I’ve managed to keep a steady pace since then, and the shadows power seems to be weakening. I’ve not had to fend them off for a few nights now. A fact that I take gingerly, as it has drained me of much needed energy.  These quiet nights are bittersweet; I am fully aware why they wait. My last brief quarrel left me rather quaint lacerations to my back which does not allow me to recover my energy. I am only hoping to reach an alcove in these walls to take a rest and allow time to tend to these wounds.  A hope that is fading as quickly as the light is in this void.

My right hand grasps tightly to the rock protruding above me. My left hand falls limp. This is as far as I can go. My legs feel weak beneath me, barely being able to stay strong atop their footholds. I can feel my energy drip down my back. I can equally feel the dark below feeding from this energy. I have no choice, I must rest here. I’ve run out of energy, I’ve run out of reason. I can feel the bottom beckoning me and it begins to drive me delirious. It approaches. I begin to accept the loss of my progress. The shadows are darting upwards. I start to think of the difficulty of what I must continue to endure. Their egos begin to take their own twisted shape. I can only think of taking a rest. The poison darts to my being.

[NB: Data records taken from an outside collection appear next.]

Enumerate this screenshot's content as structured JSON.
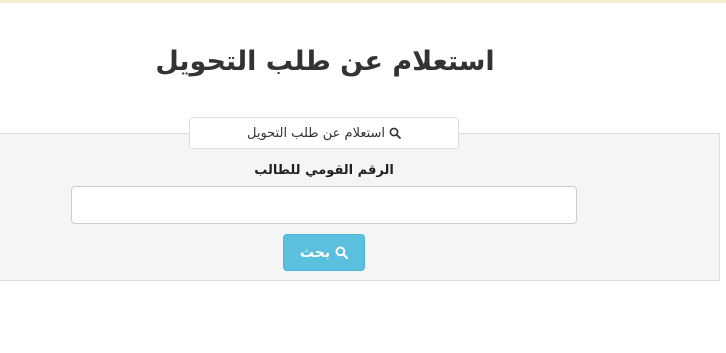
{
  "page": {
    "title": "استعلام عن طلب التحويل"
  },
  "panel": {
    "tab_label": "استعلام عن طلب التحويل",
    "tab_icon": "search-icon",
    "field_label": "الرقم القومي للطالب",
    "input_value": "",
    "input_placeholder": "",
    "button_label": "بحث",
    "button_icon": "search-icon"
  },
  "colors": {
    "button_bg": "#5bc0de",
    "panel_bg": "#f5f5f5",
    "top_line": "#f3ecd0"
  }
}
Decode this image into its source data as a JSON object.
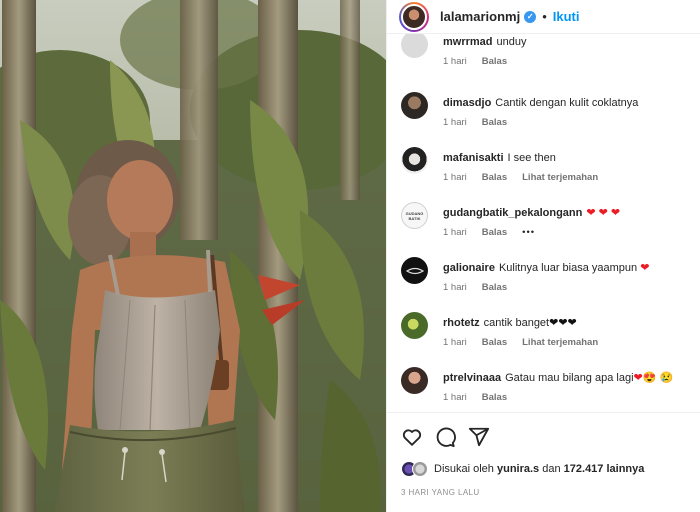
{
  "post": {
    "username": "lalamarionmj",
    "follow_label": "Ikuti",
    "separator": "•",
    "likes_prefix": "Disukai oleh",
    "likes_user": "yunira.s",
    "likes_and": "dan",
    "likes_count": "172.417",
    "likes_suffix": "lainnya",
    "date": "3 HARI YANG LALU"
  },
  "comments": [
    {
      "username": "mwrrmad",
      "text": "unduy",
      "time": "1 hari",
      "reply": "Balas",
      "extra": ""
    },
    {
      "username": "dimasdjo",
      "text": "Cantik dengan kulit coklatnya",
      "time": "1 hari",
      "reply": "Balas",
      "extra": ""
    },
    {
      "username": "mafanisakti",
      "text": "I see then",
      "time": "1 hari",
      "reply": "Balas",
      "extra": "Lihat terjemahan"
    },
    {
      "username": "gudangbatik_pekalongann",
      "text": "",
      "time": "1 hari",
      "reply": "Balas",
      "extra": "•••"
    },
    {
      "username": "galionaire",
      "text": "Kulitnya luar biasa yaampun",
      "time": "1 hari",
      "reply": "Balas",
      "extra": ""
    },
    {
      "username": "rhotetz",
      "text": "cantik banget",
      "time": "1 hari",
      "reply": "Balas",
      "extra": "Lihat terjemahan"
    },
    {
      "username": "ptrelvinaaa",
      "text": "Gatau mau bilang apa lagi",
      "time": "1 hari",
      "reply": "Balas",
      "extra": ""
    }
  ],
  "emoji": {
    "red_hearts": "❤ ❤ ❤",
    "red_heart": "❤",
    "black_hearts": "❤❤❤",
    "last_emojis": "😍 😢"
  },
  "avatar_logo_text": "GUDANG BATIK",
  "colors": {
    "accent": "#0095f6",
    "verified": "#3897f0",
    "text": "#262626",
    "meta": "#737373"
  },
  "icons": [
    "heart-icon",
    "comment-icon",
    "share-icon"
  ]
}
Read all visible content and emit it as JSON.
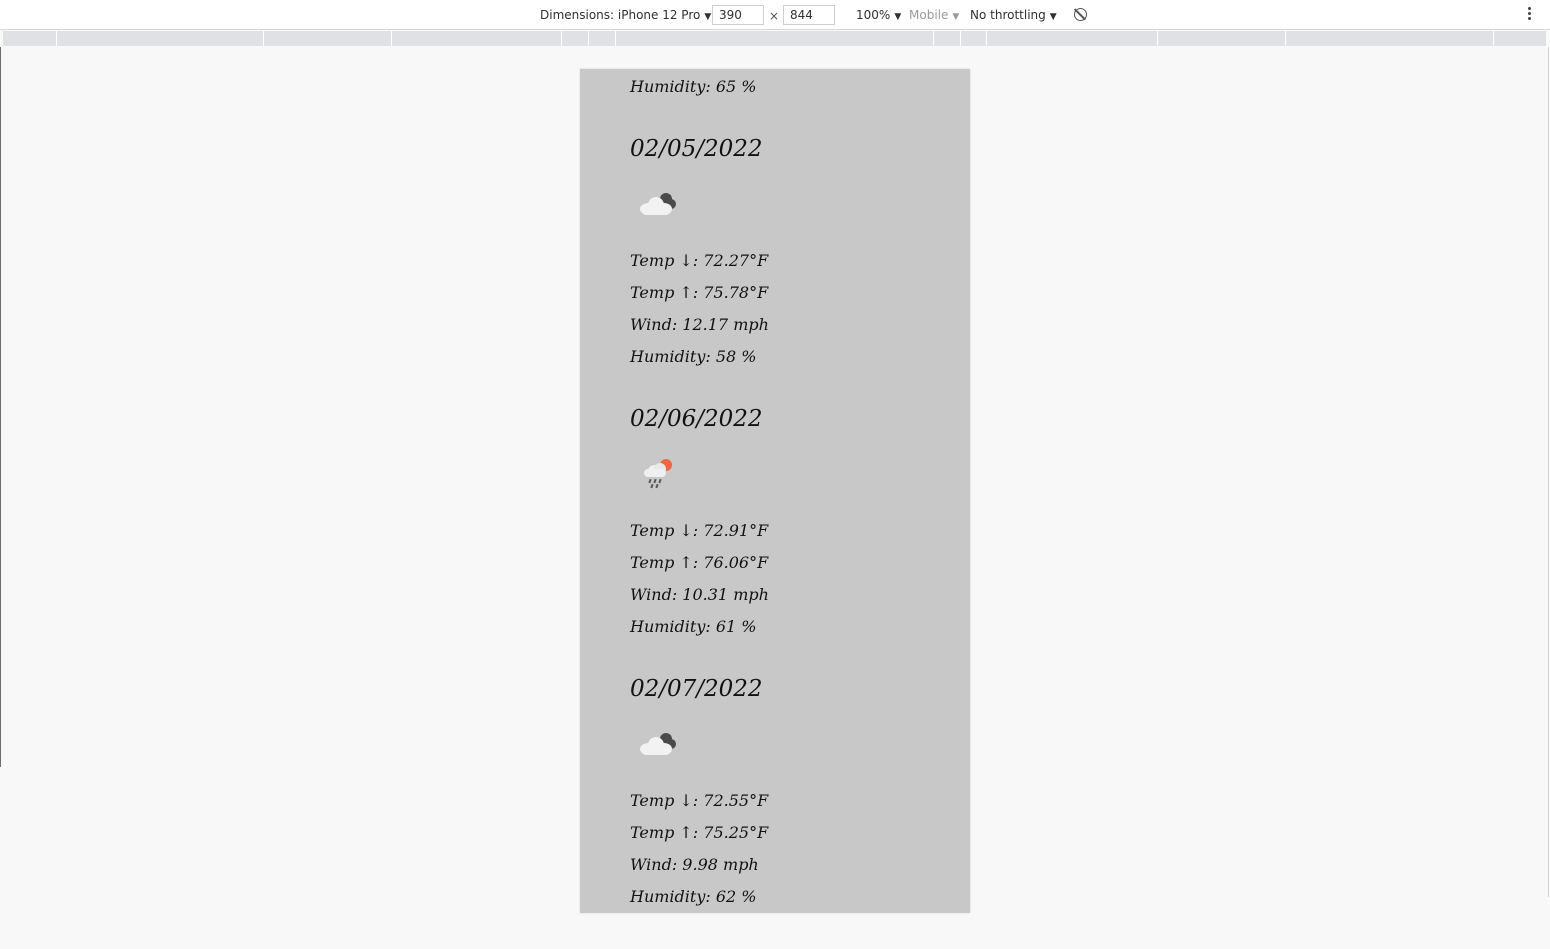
{
  "devtools": {
    "dimensions_label": "Dimensions: iPhone 12 Pro",
    "width_value": "390",
    "times": "×",
    "height_value": "844",
    "zoom": "100%",
    "mode": "Mobile",
    "throttling": "No throttling",
    "icons": [
      "rotate-icon",
      "more-options-icon"
    ]
  },
  "forecast": {
    "partial_top": {
      "humidity": "Humidity: 65 %"
    },
    "days": [
      {
        "date": "02/05/2022",
        "icon": "cloud-icon",
        "temp_low": "Temp ↓: 72.27°F",
        "temp_high": "Temp ↑: 75.78°F",
        "wind": "Wind: 12.17 mph",
        "humidity": "Humidity: 58 %"
      },
      {
        "date": "02/06/2022",
        "icon": "rain-sun-icon",
        "temp_low": "Temp ↓: 72.91°F",
        "temp_high": "Temp ↑: 76.06°F",
        "wind": "Wind: 10.31 mph",
        "humidity": "Humidity: 61 %"
      },
      {
        "date": "02/07/2022",
        "icon": "cloud-icon",
        "temp_low": "Temp ↓: 72.55°F",
        "temp_high": "Temp ↑: 75.25°F",
        "wind": "Wind: 9.98 mph",
        "humidity": "Humidity: 62 %"
      }
    ]
  },
  "colors": {
    "page_bg": "#f8f8f8",
    "device_bg": "#c8c8c8",
    "sun": "#ee6644"
  }
}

My left hand forms a fist over a nail and drives the nail through my hand; impaling my hand and burying it deep into the rock. The pain I would feel is quickly washed over by a wave of emotion. I am no longer progressing towards my own exit; I am back at the bottom. The shadows have engulfed me. I am swimming alongside these torturous emotions. I would not fall back down to them so they brought themselves to me. As if with glee they ravage my ego. Self-consciousness, self-worth, these are not for me. They begin to strip me apart, revealing the self I have built since they last engulfed me. 

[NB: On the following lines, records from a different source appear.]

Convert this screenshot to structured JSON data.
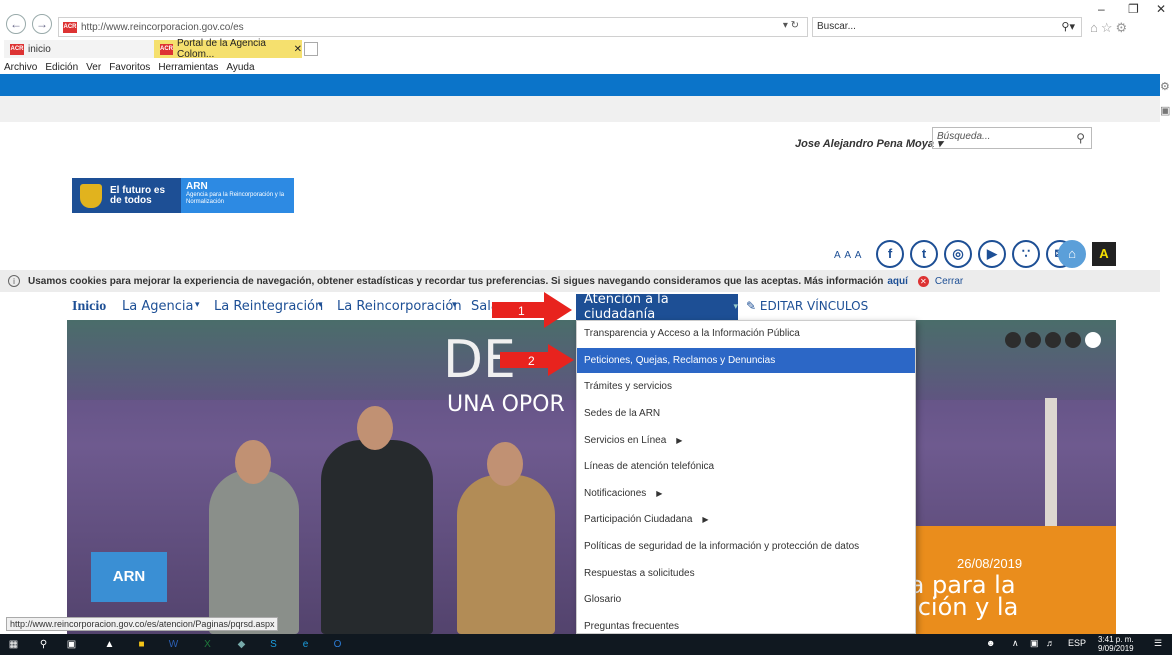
{
  "browser": {
    "url": "http://www.reincorporacion.gov.co/es",
    "favicon_text": "ACR",
    "search_placeholder": "Buscar...",
    "tabs": [
      {
        "label": "inicio"
      },
      {
        "label": "Portal de la Agencia Colom..."
      }
    ],
    "menu": [
      "Archivo",
      "Edición",
      "Ver",
      "Favoritos",
      "Herramientas",
      "Ayuda"
    ],
    "status_url": "http://www.reincorporacion.gov.co/es/atencion/Paginas/pqrsd.aspx"
  },
  "site": {
    "user_name": "Jose Alejandro Pena Moya",
    "search_placeholder": "Búsqueda...",
    "logo": {
      "left": "El futuro es de todos",
      "right_title": "ARN",
      "right_sub": "Agencia para la Reincorporación y la Normalización"
    },
    "font_size_label": "A A A",
    "contrast_label": "A",
    "social_icons": [
      "facebook-icon",
      "twitter-icon",
      "instagram-icon",
      "youtube-icon",
      "rss-icon",
      "email-icon",
      "home-icon"
    ],
    "cookie": {
      "text": "Usamos cookies para mejorar la experiencia de navegación, obtener estadísticas y recordar tus preferencias. Si sigues navegando consideramos que las aceptas. Más información",
      "link": "aquí",
      "close": "Cerrar"
    },
    "nav": {
      "home": "Inicio",
      "items": [
        "La Agencia",
        "La Reintegración",
        "La Reincorporación",
        "Sala"
      ],
      "active": "Atención a la ciudadanía",
      "edit": "EDITAR VÍNCULOS"
    },
    "dropdown": [
      {
        "label": "Transparencia y Acceso a la Información Pública",
        "submenu": false,
        "selected": false
      },
      {
        "label": "Peticiones, Quejas, Reclamos y Denuncias",
        "submenu": false,
        "selected": true
      },
      {
        "label": "Trámites y servicios",
        "submenu": false,
        "selected": false
      },
      {
        "label": "Sedes de la ARN",
        "submenu": false,
        "selected": false
      },
      {
        "label": "Servicios en Línea",
        "submenu": true,
        "selected": false
      },
      {
        "label": "Líneas de atención telefónica",
        "submenu": false,
        "selected": false
      },
      {
        "label": "Notificaciones",
        "submenu": true,
        "selected": false
      },
      {
        "label": "Participación Ciudadana",
        "submenu": true,
        "selected": false
      },
      {
        "label": "Políticas de seguridad de la información y protección de datos",
        "submenu": false,
        "selected": false
      },
      {
        "label": "Respuestas a solicitudes",
        "submenu": false,
        "selected": false
      },
      {
        "label": "Glosario",
        "submenu": false,
        "selected": false
      },
      {
        "label": "Preguntas frecuentes",
        "submenu": false,
        "selected": false
      }
    ],
    "hero": {
      "title": "DE",
      "subtitle": "UNA OPOR",
      "screen_label": "ARN",
      "date": "26/08/2019",
      "overlay_lines": [
        "ia para la",
        "ación y la"
      ]
    }
  },
  "annotations": [
    {
      "label": "1",
      "color": "#e8231e"
    },
    {
      "label": "2",
      "color": "#e8231e"
    }
  ],
  "taskbar": {
    "lang": "ESP",
    "time": "3:41 p. m.",
    "date": "9/09/2019"
  },
  "colors": {
    "brand_blue": "#1d4f95",
    "top_bar": "#0b74c9",
    "selected_item": "#2c67c6",
    "accent_orange": "#ea8d1c"
  }
}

They take to it with the ferocity of a storm on a leaf. I can feel them begin to play my emotions like strings. They begin attaching ivory keys to the end of these feelings of doubt, fear, hatred, jealousy, inadequacy, suspicion; making me nothing more than an instrument to my own scathing emotions. They begin to play the keys indiscriminately, later slowly joining together in the festivous tones of suffering. As they grow to form a dark entity they begin to play chords, harmonizing these piercing emotions. A symphony composed of emotional pain, mixing the tones of paranoia and rejection, flowing into self-hatred and creating progressions of guilt. Such orchestrations are what night terrors are filled with.

The shadow now becomes a silhouette, a dark mirrored image of me. I am losing myself again, harmonizing with the darkness. It begins to play its final ballad to bring me to its frequency. It seeks to become me. No longer satisfied with making me lost forever at the bottom of my own minds darkness, it wishes to live as darkness. To escape, taking my life and live it in desolation. We begin to share its destiny; I can feel it start playing on its own strings, on our own strings. It has become a copy of my self. And it suddenly reels in horror.

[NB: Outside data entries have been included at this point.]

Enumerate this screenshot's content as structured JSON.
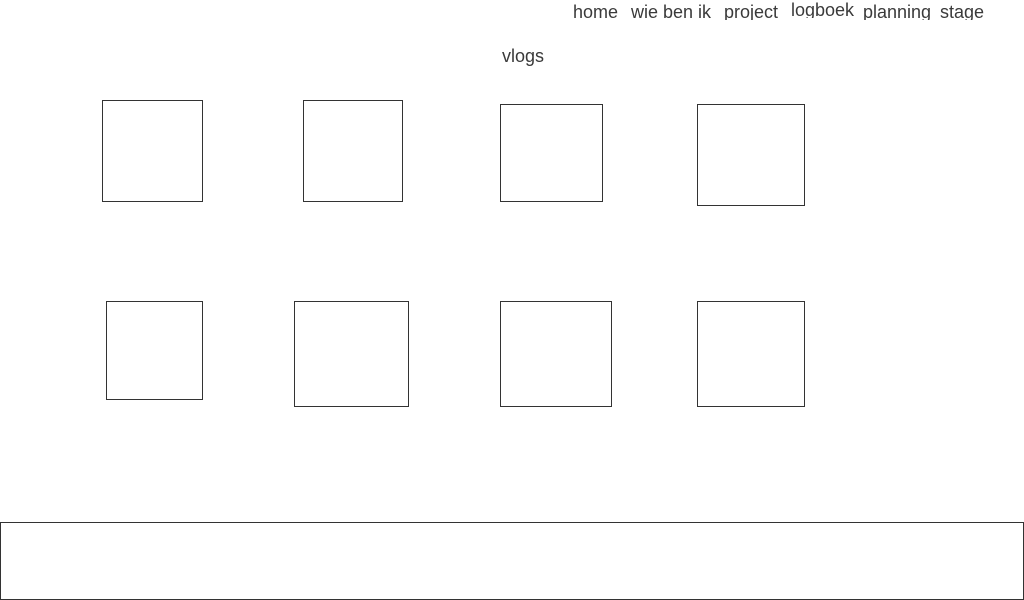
{
  "nav": {
    "home": "home",
    "wie_ben_ik": "wie ben ik",
    "project": "project",
    "logboek": "logboek",
    "planning": "planning",
    "stage": "stage"
  },
  "page": {
    "title": "vlogs"
  }
}
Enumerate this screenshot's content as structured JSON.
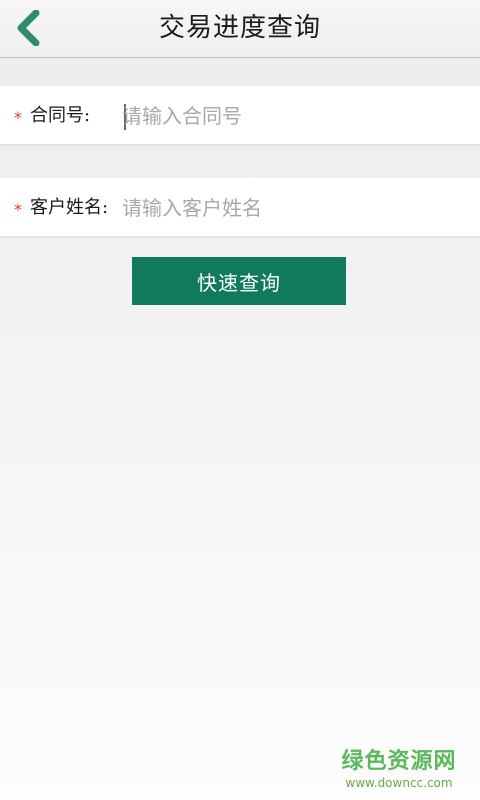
{
  "header": {
    "title": "交易进度查询",
    "back_icon": "chevron-left-icon",
    "accent": "#2e8b6f"
  },
  "form": {
    "contract": {
      "required_mark": "*",
      "label": "合同号:",
      "placeholder": "请输入合同号",
      "value": ""
    },
    "customer": {
      "required_mark": "*",
      "label": "客户姓名:",
      "placeholder": "请输入客户姓名",
      "value": ""
    }
  },
  "query_button": {
    "label": "快速查询",
    "color": "#0f7a5c"
  },
  "watermark": {
    "brand": "绿色资源网",
    "url": "www.downcc.com"
  }
}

As it joins my mind it finally feels the pain. I have repaid the gratitude it showed me those nights ago. Without my being it cannot be wounded, living in an ethereal ‘mental’ state. Now it realizes the true nature of that sharp knife I am currently burying into the back of our right shoulder. The darkness surrounding us dissipates, and we are back in the cavern. His newly shelled body slowing losing its grasp to the wall, and I swallow the intense physical pain. With the last of my will I make a sharp twist in my shoulder and our right hand loses hold of the wall. I feel his essence withdrawal and fall back to the abyss he came from. The last thing I feel is the dull pain of my hand hanging on the nail skewered through it.

When I come to, dawn is finally greeting my surroundings. As I begin to see myself, I can feel the wounds in my back and shoulder cauterized. These wounds won’t ever truly heal until I reach the surface. Giving myself a moment, I look up hanging by one hand, and notice the top looking particularly brighter than usual.